Por la sequía han muerto 105 mil vacunos en el sur

El problema central de este fenómeno obedece a la escasez de lluvias, razón por la que no crecen pasturas naturales en campos de secano. Si no se normalizan las precipitaciones habrá más pérdidas en el verano.
De acuerdo a las estimaciones de los ganaderos, en el sur de la provincia se habrían perdido unas 105 mil cabezas por falta de pasturas; mientras que en el sector caprino las muertes rondan entre el 18 y el 20% de animales, a lo que se suma entre un 30 y 40% de abortos, lo que determinará que la cantidad de chivitos sea muy reducida.

Para la ganadería de la región van dos años muy difíciles como consecuencia de la escasez de lluvias, lo que impacta en el crecimiento del pasto natural de los campos de secano. Esto trajo aparejado que el invierno se convirtiera en interminable. Con la llegada de la primavera se tenía la esperanza que aparecieran las lluvias torrenciales, pero esa bendición del cielo aún no se presentó. Por ello es que los animales al estar mal comidos y desnutridos llegaron al período de apareamiento en mal estado y esto se vio reflejado en el bajo porcentaje de preñez. Y para colmo de males, al prolongarse la falta de pasturas murieron vacas y toros.

Consultado Jorge Formidábili, ganadero de la zona, estimó que en esta parte de la provincia habitaban unas 350 mil cabezas y, siempre dentro de esas ponderaciones, calculó que murieron por falta de alimentación el 30% de animales. Pero consideró que al término del verano esa cifra se extenderá alrededor del 40%, algo así como 140 mil cabezas entre vientres y sementales. Asimismo recordó que "la región produce entre 150 mil y 180 mil terneros, y esta temporada tal se llegue a 80 mil. La cifra real se conocerá con exactitud a partir de la vacunación contra la aftosa".

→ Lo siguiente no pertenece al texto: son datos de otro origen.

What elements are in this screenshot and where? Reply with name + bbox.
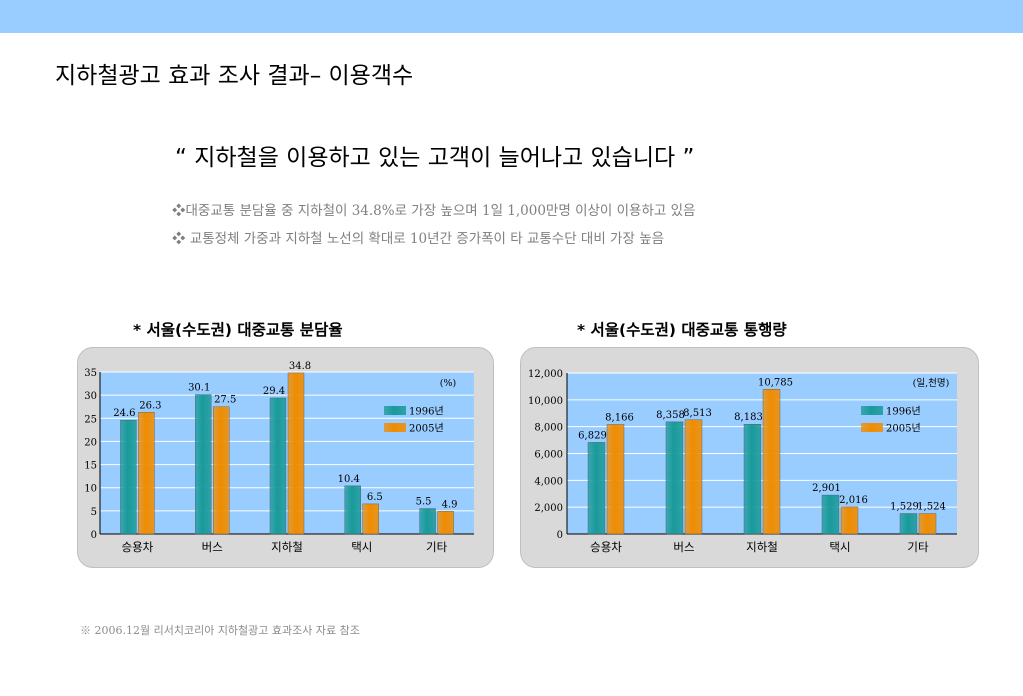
y-tick-label: 5 xyxy=(91,507,97,518)
data-label: 8,166 xyxy=(605,412,634,423)
x-category-label: 지하철 xyxy=(746,540,778,554)
data-label: 6.5 xyxy=(367,492,383,503)
data-label: 6,829 xyxy=(578,430,607,441)
data-label: 8,513 xyxy=(683,408,712,419)
bar-2005년 xyxy=(287,372,305,535)
unit-label: (%) xyxy=(440,378,456,389)
y-tick-label: 0 xyxy=(91,530,97,541)
legend-swatch xyxy=(861,406,883,415)
data-label: 8,358 xyxy=(656,410,685,421)
y-tick-label: 30 xyxy=(84,391,97,402)
bar-2005년 xyxy=(762,389,781,535)
bar-1996년 xyxy=(743,424,762,535)
x-category-label: 버스 xyxy=(202,540,223,554)
y-tick-label: 2,000 xyxy=(534,503,563,514)
chart-title-traffic-volume: * 서울(수도권) 대중교통 통행량 xyxy=(577,321,787,339)
chart-panel-traffic-volume: 0 2,000 4,000 6,000 8,000 10,000 12,000 6,829 8,… xyxy=(520,347,979,568)
data-label: 26.3 xyxy=(139,400,161,411)
bar-1996년 xyxy=(821,494,840,535)
data-label: 5.5 xyxy=(416,497,432,508)
bar-1996년 xyxy=(344,485,361,535)
y-tick-label: 10 xyxy=(84,484,97,495)
bullet-point-2: ❖ 교통정체 가중과 지하철 노선의 확대로 10년간 증가폭이 타 교통수단 … xyxy=(172,231,665,247)
bar-2005년 xyxy=(212,406,230,535)
bar-chart-modal-share: 0 5 10 15 20 25 30 35 24.6 26.3 승용차 30.1 27.5 버스 29.4 3… xyxy=(84,361,474,554)
data-label: 10,785 xyxy=(758,377,793,388)
legend-swatch xyxy=(861,423,883,432)
legend-label: 1996년 xyxy=(886,406,921,418)
x-category-label: 지하철 xyxy=(271,540,303,554)
data-label: 2,901 xyxy=(812,483,841,494)
bar-2005년 xyxy=(138,412,155,535)
headline-quote: “ 지하철을 이용하고 있는 고객이 늘어나고 있습니다 ” xyxy=(175,145,695,171)
data-label: 2,016 xyxy=(839,495,868,506)
data-label: 30.1 xyxy=(188,383,210,394)
y-tick-label: 20 xyxy=(84,437,97,448)
x-category-label: 승용차 xyxy=(590,540,622,554)
data-label: 1,529 xyxy=(890,501,919,512)
bar-2005년 xyxy=(684,419,703,535)
bar-1996년 xyxy=(665,421,684,535)
y-tick-label: 12,000 xyxy=(528,369,563,380)
y-tick-label: 0 xyxy=(557,530,563,541)
data-label: 8,183 xyxy=(734,412,763,423)
bullet-point-1: ❖대중교통 분담율 중 지하철이 34.8%로 가장 높으며 1일 1,000만… xyxy=(172,203,696,219)
y-tick-label: 8,000 xyxy=(534,423,563,434)
bar-1996년 xyxy=(194,394,212,535)
y-tick-label: 10,000 xyxy=(528,396,563,407)
x-category-label: 버스 xyxy=(673,540,694,554)
data-label: 24.6 xyxy=(113,408,135,419)
bar-chart-traffic-volume: 0 2,000 4,000 6,000 8,000 10,000 12,000 6,829 8,… xyxy=(528,369,957,554)
y-tick-label: 15 xyxy=(84,461,97,472)
y-tick-label: 4,000 xyxy=(534,476,563,487)
legend-swatch xyxy=(384,406,406,415)
bar-1996년 xyxy=(587,442,606,535)
chart-title-modal-share: * 서울(수도권) 대중교통 분담율 xyxy=(133,321,343,339)
x-category-label: 기타 xyxy=(426,540,448,554)
legend-label: 1996년 xyxy=(409,406,444,418)
legend-label: 2005년 xyxy=(409,423,444,435)
bar-2005년 xyxy=(437,511,454,535)
y-tick-label: 35 xyxy=(84,368,97,379)
unit-label: (일,천명) xyxy=(913,378,950,389)
data-label: 1,524 xyxy=(917,502,946,513)
top-banner-bar xyxy=(0,0,1023,33)
data-label: 4.9 xyxy=(442,499,458,510)
bar-2005년 xyxy=(918,513,937,535)
chart-panel-modal-share: 0 5 10 15 20 25 30 35 24.6 26.3 승용차 30.1 27.5 버스 29.4 3… xyxy=(77,347,494,568)
legend-swatch xyxy=(384,423,406,432)
bar-1996년 xyxy=(269,397,287,535)
data-label: 10.4 xyxy=(338,474,360,485)
source-footnote: ※ 2006.12월 리서치코리아 지하철광고 효과조사 자료 참조 xyxy=(80,624,360,637)
page-title: 지하철광고 효과 조사 결과– 이용객수 xyxy=(55,63,414,89)
bar-1996년 xyxy=(120,419,137,535)
bar-1996년 xyxy=(419,508,436,535)
bar-2005년 xyxy=(606,424,625,535)
bar-2005년 xyxy=(840,506,859,535)
bar-1996년 xyxy=(899,513,918,535)
data-label: 29.4 xyxy=(263,386,285,397)
x-category-label: 승용차 xyxy=(122,540,154,554)
x-category-label: 기타 xyxy=(907,540,929,554)
y-tick-label: 6,000 xyxy=(534,450,563,461)
x-category-label: 택시 xyxy=(351,540,372,554)
data-label: 27.5 xyxy=(214,395,236,406)
data-label: 34.8 xyxy=(289,361,311,372)
bar-2005년 xyxy=(362,503,379,535)
y-tick-label: 25 xyxy=(84,414,97,425)
plot-area xyxy=(100,372,474,534)
x-category-label: 택시 xyxy=(829,540,850,554)
legend-label: 2005년 xyxy=(886,423,921,435)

También señaló que "a las pésimas condiciones climáticas se sumó el mal estado de los caminos ganaderos, a punto tal que la ruta provincial 206 está totalmente intransitable. Ya no pueden circular los camiones, por lo que no se puede llevar alimento como tampoco sacar los animales a zonas bajo riego. Además, por la sequía que impera en la Pampa Húmeda hay sobreoferta de vacunos y el precio de venta no es rentable, pero al haber poco pasto nadie se arriesga a comprar porque no tienen donde meterlos".

Finalmente Formidábili dijo que "los ganaderos no tuvieron previsibilidad en cuanto a producir forrajera en fincas abandonadas para hacer frente a la sequía". A la vez, agregó que "se demoró en tomar la decisión de generar las plataformas de engorde y destete precoz bajo riego, lo que habría sido una gran solución. Ahora el gobierno ha prometido destinar 15 millones de pesos para asistir a los productores ganaderos con alimentos, pero el programa es muy difícil de implementar. Si se lo quiere hacer a campo no es posible entrar a muchas estancias, y sacar el ganado tampoco puede ser, por ello que todo se torna complicado".